卫少川还坐在拔步床的边缘,手里扶着那面斑驳的铜镜,镜里那张蜡黄的脸与眼下淡淡的青黑让他的动作僵住。那叩门声与昨日苏媚娘来时那种带着媚意的缓步截然不同,这个声音怯,带着颤,甚至在敲完之后还往后退了半步,木梯的旧木板发出一声极细的吱嘎。
他没有立刻应门,喉咙里还残留着昨夜被尸香浸过的甜腻,舌根发苦,小腹深处的酸坠感提醒他那一次被强行榨出的滚烫浓精带走了不只是体液。门外的声音等了片刻,又小声开口,嗓音细细的,像是未经人事的少女在庙祝面前背错了经文。
「卫、卫公子……你醒了吗?秋婆让我来给你送早饭……我放在门口就好,你别……别开门也没关系。」
卫少川听出那声音里的为难与闪躲。他披上那件已被撕破的长衫,衣襟松垮地敞着,胸口那几道被苏媚娘指甲划出的浅青痕迹还在,随着呼吸起伏。他走过去将门闩拉开一个缝,晨间的灰白浓雾便趁隙钻了进来,带着盆地里特有的潮湿霉味与黑岩的阴凉。

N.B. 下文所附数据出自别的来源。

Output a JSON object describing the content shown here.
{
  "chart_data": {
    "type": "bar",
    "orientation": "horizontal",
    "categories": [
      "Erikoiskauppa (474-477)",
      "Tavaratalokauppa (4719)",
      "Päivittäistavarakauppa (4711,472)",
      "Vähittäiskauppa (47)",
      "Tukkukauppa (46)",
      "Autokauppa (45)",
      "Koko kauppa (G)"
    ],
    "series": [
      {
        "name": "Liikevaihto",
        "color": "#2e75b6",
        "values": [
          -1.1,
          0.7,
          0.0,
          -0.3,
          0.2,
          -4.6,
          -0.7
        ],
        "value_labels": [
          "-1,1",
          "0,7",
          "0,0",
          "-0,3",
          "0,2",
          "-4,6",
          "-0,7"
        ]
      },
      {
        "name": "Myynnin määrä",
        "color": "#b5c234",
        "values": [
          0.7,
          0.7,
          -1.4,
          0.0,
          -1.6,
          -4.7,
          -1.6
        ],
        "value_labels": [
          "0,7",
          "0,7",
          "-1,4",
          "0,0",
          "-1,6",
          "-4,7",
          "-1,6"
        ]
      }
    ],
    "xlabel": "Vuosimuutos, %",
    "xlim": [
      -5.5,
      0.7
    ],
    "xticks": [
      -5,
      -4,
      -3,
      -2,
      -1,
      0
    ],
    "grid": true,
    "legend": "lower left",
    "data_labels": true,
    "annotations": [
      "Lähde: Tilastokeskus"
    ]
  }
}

门外站着的女子与昨日牌坊下那群涂着浓艳胭脂、穿着开衩旗袍的寡妇完全不同。她个子娇小,肩头单薄,穿着一件半透的素白旗袍,领口绣着淡粉的缠枝,里头是一件绣着并蒂莲的肚兜,布料都洗得有些发白。乌发只用一根木簪挽起,鬓角垂下几缕碎发,脸蛋清纯稚嫩,眼眸含水,鼻尖因为端着热气而微微泛红,肌肤雪白透粉,却在眼下藏着与他相似的淡淡疲惫。那双眼睛不敢直视他,只敢落在他胸口敞开的衣襟与他苍白的唇色上,随后又慌忙移开。
她双手捧着一个黑漆木托盘,托盘上摆着一碗稀粥、一碟酱菜与一盏还冒着热气的草药汤。药汤呈现深褐色,混着一种苦涩的草腥与微甜的蜜香,与村里那种甜腻的尸香完全相反,闻着竟让人脑袋清明了些。

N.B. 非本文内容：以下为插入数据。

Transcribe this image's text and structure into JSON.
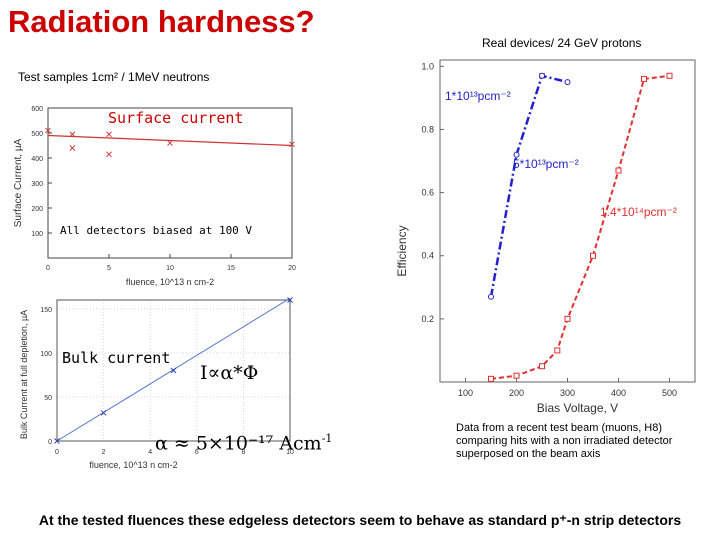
{
  "slide": {
    "title": "Radiation hardness?",
    "right_caption": "Real devices/ 24 GeV protons",
    "left_caption": "Test samples 1cm² / 1MeV neutrons",
    "surface_label": "Surface current",
    "bias_note": "All detectors biased at 100 V",
    "bulk_label": "Bulk current",
    "prop_formula": "I∝α*Φ",
    "alpha_formula": "α ≈ 5×10⁻¹⁷ Acm",
    "alpha_exp": "-1",
    "note": "Data from a recent test beam (muons, H8) comparing hits with a non irradiated detector superposed on the beam axis",
    "bottom": "At the tested fluences these edgeless detectors seem to behave as standard p⁺-n strip detectors"
  },
  "chart_data": [
    {
      "type": "scatter",
      "title": "",
      "xlabel": "fluence, 10^13 n cm-2",
      "ylabel": "Surface Current, µA",
      "xlim": [
        0,
        20
      ],
      "ylim": [
        0,
        600
      ],
      "xticks": [
        "0",
        "5",
        "10",
        "15",
        "20"
      ],
      "yticks": [
        "100",
        "200",
        "300",
        "400",
        "500",
        "600"
      ],
      "grid": false,
      "colors": {
        "points": "#d04040",
        "fit": "#cc3333"
      },
      "series": [
        {
          "values": [
            [
              0,
              510
            ],
            [
              2,
              495
            ],
            [
              2,
              440
            ],
            [
              5,
              495
            ],
            [
              5,
              415
            ],
            [
              10,
              460
            ],
            [
              20,
              455
            ]
          ]
        }
      ],
      "fit": [
        [
          0,
          490
        ],
        [
          20,
          450
        ]
      ]
    },
    {
      "type": "scatter",
      "title": "",
      "xlabel": "fluence, 10^13 n cm-2",
      "ylabel": "Bulk Current at full depletion, µA",
      "xlim": [
        0,
        10
      ],
      "ylim": [
        0,
        160
      ],
      "xticks": [
        "0",
        "2",
        "4",
        "6",
        "8",
        "10"
      ],
      "yticks": [
        "0",
        "50",
        "100",
        "150"
      ],
      "grid": true,
      "colors": {
        "points": "#3344aa",
        "fit": "#5577cc"
      },
      "series": [
        {
          "values": [
            [
              0,
              0
            ],
            [
              2,
              32
            ],
            [
              5,
              80
            ],
            [
              10,
              160
            ]
          ]
        }
      ],
      "fit": [
        [
          0,
          0
        ],
        [
          10,
          162
        ]
      ]
    },
    {
      "type": "line",
      "title": "",
      "xlabel": "Bias Voltage, V",
      "ylabel": "Efficiency",
      "xlim": [
        50,
        550
      ],
      "ylim": [
        0.0,
        1.02
      ],
      "xticks": [
        "100",
        "200",
        "300",
        "400",
        "500"
      ],
      "yticks": [
        "0.2",
        "0.4",
        "0.6",
        "0.8",
        "1.0"
      ],
      "grid": false,
      "series": [
        {
          "name": "1*10¹³pcm⁻²",
          "color": "#000000",
          "x": [
            250
          ],
          "y": [
            0.97
          ],
          "marker": "x"
        },
        {
          "name": "5*10¹³pcm⁻²",
          "color": "#2222cc",
          "x": [
            150,
            200,
            250,
            300
          ],
          "y": [
            0.27,
            0.72,
            0.97,
            0.95
          ],
          "style": "dash-dot"
        },
        {
          "name": "1.4*10¹⁴pcm⁻²",
          "color": "#e03030",
          "x": [
            150,
            200,
            250,
            280,
            300,
            350,
            400,
            450,
            500
          ],
          "y": [
            0.01,
            0.02,
            0.05,
            0.1,
            0.2,
            0.4,
            0.67,
            0.96,
            0.97
          ],
          "style": "dashed"
        }
      ],
      "labels": [
        {
          "text": "1*10¹³pcm⁻²",
          "color": "#2222cc"
        },
        {
          "text": "5*10¹³pcm⁻²",
          "color": "#2222cc"
        },
        {
          "text": "1.4*10¹⁴pcm⁻²",
          "color": "#e03030"
        }
      ]
    }
  ]
}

「妳是谁?」卫少川的声音还带着沙哑,他打量对方那身素净的打扮与那份与整个村子格格不入的怯懦,痞气却不自觉收敛了些,「昨晚来的那位苏姊姊,可不是这副模样。」
女子被他一问,捧着托盘的手指收紧,指节泛白,声音更低了。
「我、我叫沈胭脂……是村里道行最浅的,平常只在厨房帮忙……秋婆说你身子虚,让我送点吃的来。」她将托盘往前递了递,却不敢跨进门槛,仿佛这间被幽绿尸油灯与红烛浸过的新房对她而言也是禁地,「这碗汤……是温养的草药,你昨夜……被媚娘姊姊采得重,喝一点,会好受些。别让别的姊姊看见。」
卫少川接过托盘,指尖与她的指尖短暂相触,她的手冰凉,带着草药的温热余温,却抖了一下便立刻缩回。他注意到她的眼神飘向屋内那面铜镜,又迅速别开,像是镜子里有什么东西让她害怕。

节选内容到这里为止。